By Clayton Browne
According to a July 16th article in the New York Times, Rupert Murdoch's Twenty-First Century Fox Inc. (NASDAQ:FOXA) recently made an $80 billion offer for Time Warner Inc. (NYSE:TWX) and was rejected.
Chase Carey met with Time Warner's Jeff Bewkes
The sources say Time Warner Inc. was initially approached in the first week of June. Chase Carey, the president of Twenty-First Century Fox Inc., met with Time Warner's CEO, Jeff Bewkes. Towards the end of June, the company made a formal takeover proposal valued at $85 in stock and cash per Time Warner share.
The bid amounted to a 25% premium to Time Warner's stock price then, the sources elaborated. The deal was supposedly based on 60% of the price in stock and 40% in cash. Fox was planning to raise $24 billion to help pay for the transaction, but its bid was not dependent on financing. At $85 a share, Twenty-First Century Fox Inc. would be paying 12.6 times Time Warner Inc.'s earnings before interest, taxes, depreciation and amortization in 2013.
The combined firm would generate at least $1 billion in cost savings, primarily sales and administration staff. As part of its offer, 21st Century Fox committed to keeping Time Warner's most successful managers and creative executives and not to spin off assets.
Combined company would be a media colossus
A combined Twenty-First Century Fox Inc. and Time Warner Inc. would be a media colossus, including television networks and channels such as Fox, Fox News, FX, TNT and TBS; as well as HBO, studios like 20th Century Fox and Warner Bros and more.

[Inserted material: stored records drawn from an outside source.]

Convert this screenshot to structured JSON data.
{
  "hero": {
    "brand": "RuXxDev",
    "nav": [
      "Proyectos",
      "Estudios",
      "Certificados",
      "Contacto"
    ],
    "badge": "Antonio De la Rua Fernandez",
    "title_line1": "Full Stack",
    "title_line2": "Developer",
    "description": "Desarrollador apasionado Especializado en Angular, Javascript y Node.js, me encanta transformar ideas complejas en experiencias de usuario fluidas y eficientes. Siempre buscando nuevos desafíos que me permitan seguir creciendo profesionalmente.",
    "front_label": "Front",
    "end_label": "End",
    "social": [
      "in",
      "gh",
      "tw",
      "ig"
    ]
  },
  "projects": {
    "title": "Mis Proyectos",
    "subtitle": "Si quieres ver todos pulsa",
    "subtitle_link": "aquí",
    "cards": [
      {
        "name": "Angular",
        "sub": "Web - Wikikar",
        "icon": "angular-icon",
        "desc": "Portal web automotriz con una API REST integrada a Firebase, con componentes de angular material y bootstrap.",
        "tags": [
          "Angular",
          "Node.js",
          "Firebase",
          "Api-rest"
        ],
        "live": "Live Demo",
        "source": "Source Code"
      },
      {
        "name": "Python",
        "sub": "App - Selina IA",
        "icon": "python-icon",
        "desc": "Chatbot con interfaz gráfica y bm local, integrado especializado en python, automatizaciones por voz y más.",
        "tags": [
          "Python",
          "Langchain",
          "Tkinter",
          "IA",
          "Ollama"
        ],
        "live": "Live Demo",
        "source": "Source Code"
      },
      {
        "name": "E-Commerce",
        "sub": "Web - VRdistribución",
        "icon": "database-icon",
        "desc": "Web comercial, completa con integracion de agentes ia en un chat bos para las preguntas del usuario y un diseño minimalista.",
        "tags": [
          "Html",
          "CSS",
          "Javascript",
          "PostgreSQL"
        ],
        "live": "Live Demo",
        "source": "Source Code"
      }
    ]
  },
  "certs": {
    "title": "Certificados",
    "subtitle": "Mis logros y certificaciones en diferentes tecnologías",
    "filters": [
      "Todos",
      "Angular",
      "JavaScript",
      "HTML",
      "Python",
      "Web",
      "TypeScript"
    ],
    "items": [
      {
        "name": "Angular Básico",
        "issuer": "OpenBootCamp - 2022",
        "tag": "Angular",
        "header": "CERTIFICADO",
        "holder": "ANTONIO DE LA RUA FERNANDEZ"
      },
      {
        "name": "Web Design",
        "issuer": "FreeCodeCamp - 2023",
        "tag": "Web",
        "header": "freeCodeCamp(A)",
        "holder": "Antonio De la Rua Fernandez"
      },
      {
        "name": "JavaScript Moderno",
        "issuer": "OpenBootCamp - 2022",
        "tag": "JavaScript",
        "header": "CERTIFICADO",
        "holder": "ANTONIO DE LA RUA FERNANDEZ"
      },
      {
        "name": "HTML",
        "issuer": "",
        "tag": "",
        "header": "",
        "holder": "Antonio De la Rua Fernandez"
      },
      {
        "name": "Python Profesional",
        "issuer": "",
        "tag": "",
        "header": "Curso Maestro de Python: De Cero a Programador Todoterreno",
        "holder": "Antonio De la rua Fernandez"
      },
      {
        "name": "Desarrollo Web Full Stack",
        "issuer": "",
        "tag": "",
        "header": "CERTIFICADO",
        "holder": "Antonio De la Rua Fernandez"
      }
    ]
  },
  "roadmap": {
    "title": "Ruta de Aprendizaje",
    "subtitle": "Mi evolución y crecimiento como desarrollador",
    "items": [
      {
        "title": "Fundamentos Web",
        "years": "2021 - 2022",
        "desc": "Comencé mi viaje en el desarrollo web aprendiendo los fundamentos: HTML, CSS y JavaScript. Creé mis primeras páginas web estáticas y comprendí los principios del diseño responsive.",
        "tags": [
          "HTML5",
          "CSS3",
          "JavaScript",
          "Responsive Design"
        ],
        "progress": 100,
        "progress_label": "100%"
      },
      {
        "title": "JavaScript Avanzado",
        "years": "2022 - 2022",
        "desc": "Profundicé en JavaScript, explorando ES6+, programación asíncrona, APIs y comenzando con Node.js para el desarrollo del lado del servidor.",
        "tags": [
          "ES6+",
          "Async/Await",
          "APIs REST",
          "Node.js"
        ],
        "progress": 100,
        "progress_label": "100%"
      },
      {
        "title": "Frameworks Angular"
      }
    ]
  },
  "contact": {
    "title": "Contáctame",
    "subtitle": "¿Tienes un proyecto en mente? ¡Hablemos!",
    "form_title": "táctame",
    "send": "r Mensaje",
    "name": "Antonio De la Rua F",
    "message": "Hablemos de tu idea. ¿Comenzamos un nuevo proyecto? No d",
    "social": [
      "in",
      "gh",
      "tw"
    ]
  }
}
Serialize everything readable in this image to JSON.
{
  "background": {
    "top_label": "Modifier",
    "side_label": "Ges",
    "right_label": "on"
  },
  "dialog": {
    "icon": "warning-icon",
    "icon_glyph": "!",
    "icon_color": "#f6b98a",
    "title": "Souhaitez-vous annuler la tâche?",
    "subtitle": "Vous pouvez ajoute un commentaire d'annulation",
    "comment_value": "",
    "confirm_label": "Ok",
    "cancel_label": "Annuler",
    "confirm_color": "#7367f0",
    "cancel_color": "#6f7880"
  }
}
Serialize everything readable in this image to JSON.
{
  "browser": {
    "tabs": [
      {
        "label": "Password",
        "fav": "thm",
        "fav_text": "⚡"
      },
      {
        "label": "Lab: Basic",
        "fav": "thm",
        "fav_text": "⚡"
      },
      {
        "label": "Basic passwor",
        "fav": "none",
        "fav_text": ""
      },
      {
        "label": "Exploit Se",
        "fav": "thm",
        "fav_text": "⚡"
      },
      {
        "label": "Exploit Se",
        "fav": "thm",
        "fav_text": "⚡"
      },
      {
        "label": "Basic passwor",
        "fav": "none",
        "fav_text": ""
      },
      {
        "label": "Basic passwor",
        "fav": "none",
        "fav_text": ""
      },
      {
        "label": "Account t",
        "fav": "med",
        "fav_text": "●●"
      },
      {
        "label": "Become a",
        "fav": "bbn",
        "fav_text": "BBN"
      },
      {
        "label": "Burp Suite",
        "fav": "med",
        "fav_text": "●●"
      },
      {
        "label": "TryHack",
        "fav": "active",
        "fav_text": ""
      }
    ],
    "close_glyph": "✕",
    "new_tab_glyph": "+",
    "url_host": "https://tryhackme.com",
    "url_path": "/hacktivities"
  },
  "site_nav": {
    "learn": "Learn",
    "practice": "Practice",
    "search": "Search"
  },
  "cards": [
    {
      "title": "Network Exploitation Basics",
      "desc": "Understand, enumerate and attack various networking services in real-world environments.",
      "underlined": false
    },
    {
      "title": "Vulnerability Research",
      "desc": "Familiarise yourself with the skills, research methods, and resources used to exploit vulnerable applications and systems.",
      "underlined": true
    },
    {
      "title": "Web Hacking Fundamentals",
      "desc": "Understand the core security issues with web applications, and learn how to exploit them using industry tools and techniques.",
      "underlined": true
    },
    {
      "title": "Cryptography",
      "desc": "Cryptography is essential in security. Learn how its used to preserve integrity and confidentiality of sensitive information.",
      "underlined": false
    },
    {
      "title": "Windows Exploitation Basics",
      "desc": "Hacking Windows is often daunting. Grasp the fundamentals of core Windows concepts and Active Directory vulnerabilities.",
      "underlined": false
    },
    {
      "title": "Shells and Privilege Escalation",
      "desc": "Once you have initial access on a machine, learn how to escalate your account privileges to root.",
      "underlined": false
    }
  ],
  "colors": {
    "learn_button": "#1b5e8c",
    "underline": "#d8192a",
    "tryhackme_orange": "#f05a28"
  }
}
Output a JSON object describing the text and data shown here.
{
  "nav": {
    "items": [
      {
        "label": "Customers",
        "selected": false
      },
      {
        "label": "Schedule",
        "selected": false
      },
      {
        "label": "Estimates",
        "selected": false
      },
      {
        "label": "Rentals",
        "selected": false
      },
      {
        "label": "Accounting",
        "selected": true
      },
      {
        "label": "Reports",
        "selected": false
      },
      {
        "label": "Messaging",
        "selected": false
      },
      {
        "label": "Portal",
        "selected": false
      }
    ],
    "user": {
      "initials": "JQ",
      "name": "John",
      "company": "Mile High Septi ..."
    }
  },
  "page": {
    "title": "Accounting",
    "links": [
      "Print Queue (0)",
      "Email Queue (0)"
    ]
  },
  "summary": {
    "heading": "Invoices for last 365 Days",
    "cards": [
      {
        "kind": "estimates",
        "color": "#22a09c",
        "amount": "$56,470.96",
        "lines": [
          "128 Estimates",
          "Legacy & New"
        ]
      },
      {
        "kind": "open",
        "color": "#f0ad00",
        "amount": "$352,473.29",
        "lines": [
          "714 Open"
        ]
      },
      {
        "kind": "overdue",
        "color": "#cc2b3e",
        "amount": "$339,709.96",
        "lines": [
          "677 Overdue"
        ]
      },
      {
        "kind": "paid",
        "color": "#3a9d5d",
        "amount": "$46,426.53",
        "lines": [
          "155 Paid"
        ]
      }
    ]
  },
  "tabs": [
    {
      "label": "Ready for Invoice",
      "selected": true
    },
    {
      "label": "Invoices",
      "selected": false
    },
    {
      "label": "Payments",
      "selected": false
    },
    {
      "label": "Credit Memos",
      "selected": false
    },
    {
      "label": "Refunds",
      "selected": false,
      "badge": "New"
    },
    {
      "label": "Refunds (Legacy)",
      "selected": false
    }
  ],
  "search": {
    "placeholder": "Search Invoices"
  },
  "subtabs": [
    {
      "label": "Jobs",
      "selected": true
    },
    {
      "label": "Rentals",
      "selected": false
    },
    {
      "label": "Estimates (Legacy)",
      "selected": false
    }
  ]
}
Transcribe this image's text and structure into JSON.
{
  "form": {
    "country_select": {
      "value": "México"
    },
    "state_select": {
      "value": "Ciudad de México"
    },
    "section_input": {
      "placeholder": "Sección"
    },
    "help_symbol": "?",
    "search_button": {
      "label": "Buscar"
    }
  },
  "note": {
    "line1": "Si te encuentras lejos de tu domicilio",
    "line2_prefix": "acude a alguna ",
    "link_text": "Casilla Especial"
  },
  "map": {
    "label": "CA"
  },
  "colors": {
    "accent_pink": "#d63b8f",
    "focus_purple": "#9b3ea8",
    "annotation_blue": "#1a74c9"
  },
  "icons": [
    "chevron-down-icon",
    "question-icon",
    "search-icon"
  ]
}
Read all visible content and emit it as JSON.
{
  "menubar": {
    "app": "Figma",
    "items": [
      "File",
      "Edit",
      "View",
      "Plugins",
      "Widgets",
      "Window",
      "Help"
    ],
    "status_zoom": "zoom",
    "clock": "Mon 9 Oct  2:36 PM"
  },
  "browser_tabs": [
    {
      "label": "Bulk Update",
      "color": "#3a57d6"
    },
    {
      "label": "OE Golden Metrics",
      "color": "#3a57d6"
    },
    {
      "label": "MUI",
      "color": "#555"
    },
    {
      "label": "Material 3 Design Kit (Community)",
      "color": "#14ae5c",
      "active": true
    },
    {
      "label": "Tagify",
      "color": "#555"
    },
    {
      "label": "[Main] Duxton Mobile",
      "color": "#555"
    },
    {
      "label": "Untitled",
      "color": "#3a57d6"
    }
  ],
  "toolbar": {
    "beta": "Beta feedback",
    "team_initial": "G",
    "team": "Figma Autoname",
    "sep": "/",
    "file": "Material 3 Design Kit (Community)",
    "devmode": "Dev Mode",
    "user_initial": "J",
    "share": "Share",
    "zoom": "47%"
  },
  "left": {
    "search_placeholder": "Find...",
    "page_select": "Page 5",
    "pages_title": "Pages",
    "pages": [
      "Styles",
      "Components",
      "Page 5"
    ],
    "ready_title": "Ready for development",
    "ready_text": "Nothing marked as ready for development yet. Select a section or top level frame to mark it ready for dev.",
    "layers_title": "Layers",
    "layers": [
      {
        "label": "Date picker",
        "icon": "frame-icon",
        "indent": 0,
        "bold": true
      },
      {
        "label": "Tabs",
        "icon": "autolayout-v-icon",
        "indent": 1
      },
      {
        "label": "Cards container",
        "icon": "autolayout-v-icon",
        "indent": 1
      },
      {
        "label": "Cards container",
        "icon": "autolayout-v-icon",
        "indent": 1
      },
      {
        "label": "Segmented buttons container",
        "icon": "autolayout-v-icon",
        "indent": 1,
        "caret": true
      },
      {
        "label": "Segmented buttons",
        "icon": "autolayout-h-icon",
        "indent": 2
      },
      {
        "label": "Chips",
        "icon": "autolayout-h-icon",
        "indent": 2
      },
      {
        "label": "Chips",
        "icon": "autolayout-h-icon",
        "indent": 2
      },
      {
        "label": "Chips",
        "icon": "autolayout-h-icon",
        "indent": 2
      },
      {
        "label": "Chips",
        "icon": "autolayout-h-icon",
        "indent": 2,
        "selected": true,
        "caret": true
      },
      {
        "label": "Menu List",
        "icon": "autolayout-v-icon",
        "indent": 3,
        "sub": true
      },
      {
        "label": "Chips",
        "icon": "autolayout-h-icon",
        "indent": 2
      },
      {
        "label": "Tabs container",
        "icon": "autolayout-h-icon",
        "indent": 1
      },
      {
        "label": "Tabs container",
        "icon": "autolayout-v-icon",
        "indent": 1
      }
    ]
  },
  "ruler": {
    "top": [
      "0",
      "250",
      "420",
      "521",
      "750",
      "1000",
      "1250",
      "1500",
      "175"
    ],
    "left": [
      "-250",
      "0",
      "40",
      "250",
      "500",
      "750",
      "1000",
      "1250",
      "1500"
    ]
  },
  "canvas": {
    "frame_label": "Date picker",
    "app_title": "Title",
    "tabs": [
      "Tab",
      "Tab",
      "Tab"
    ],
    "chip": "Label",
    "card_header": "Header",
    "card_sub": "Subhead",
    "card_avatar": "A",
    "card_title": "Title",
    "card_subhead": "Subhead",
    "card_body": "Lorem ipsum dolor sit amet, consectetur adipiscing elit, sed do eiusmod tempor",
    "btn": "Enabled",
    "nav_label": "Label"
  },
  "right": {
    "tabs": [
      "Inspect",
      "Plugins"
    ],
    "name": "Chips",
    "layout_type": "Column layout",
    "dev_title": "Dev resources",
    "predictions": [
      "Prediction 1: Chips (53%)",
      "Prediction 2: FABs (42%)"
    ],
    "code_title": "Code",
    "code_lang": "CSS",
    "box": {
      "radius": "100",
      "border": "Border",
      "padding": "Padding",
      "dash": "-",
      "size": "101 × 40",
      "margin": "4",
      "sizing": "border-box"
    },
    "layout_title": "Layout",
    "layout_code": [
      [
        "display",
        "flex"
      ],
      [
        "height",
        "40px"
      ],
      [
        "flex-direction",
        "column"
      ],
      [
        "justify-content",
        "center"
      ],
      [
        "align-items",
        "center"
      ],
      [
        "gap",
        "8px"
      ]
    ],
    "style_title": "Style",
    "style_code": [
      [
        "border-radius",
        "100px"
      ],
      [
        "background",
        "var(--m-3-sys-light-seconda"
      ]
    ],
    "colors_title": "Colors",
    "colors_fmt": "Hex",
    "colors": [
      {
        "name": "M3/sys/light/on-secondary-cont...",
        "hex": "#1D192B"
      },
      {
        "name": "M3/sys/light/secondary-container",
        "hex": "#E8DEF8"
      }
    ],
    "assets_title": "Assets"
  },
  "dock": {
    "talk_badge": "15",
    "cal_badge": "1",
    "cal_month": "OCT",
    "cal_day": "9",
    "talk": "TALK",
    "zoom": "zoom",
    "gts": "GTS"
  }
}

Combining Fox's expanding sports business with the broadcast rights that Time Warner owns in professional and college basketball and Major League Baseball, would also create a sports powerhouse.
Analysts estimate the new combined firm would have a total annual revenue of around $65 billion.
Spinning off CNN?
The NYT sources also noted that Twenty-First Century Fox Inc. indicated that it would likely sell CNN to alleviate potential antitrust concerns about the deal (given that Fox News competes directly with CNN).
Analysts say that putting CNN up for sale could start a bidding war, as both CBS and ABC have been considered suitors for the well-regarded news network for some time.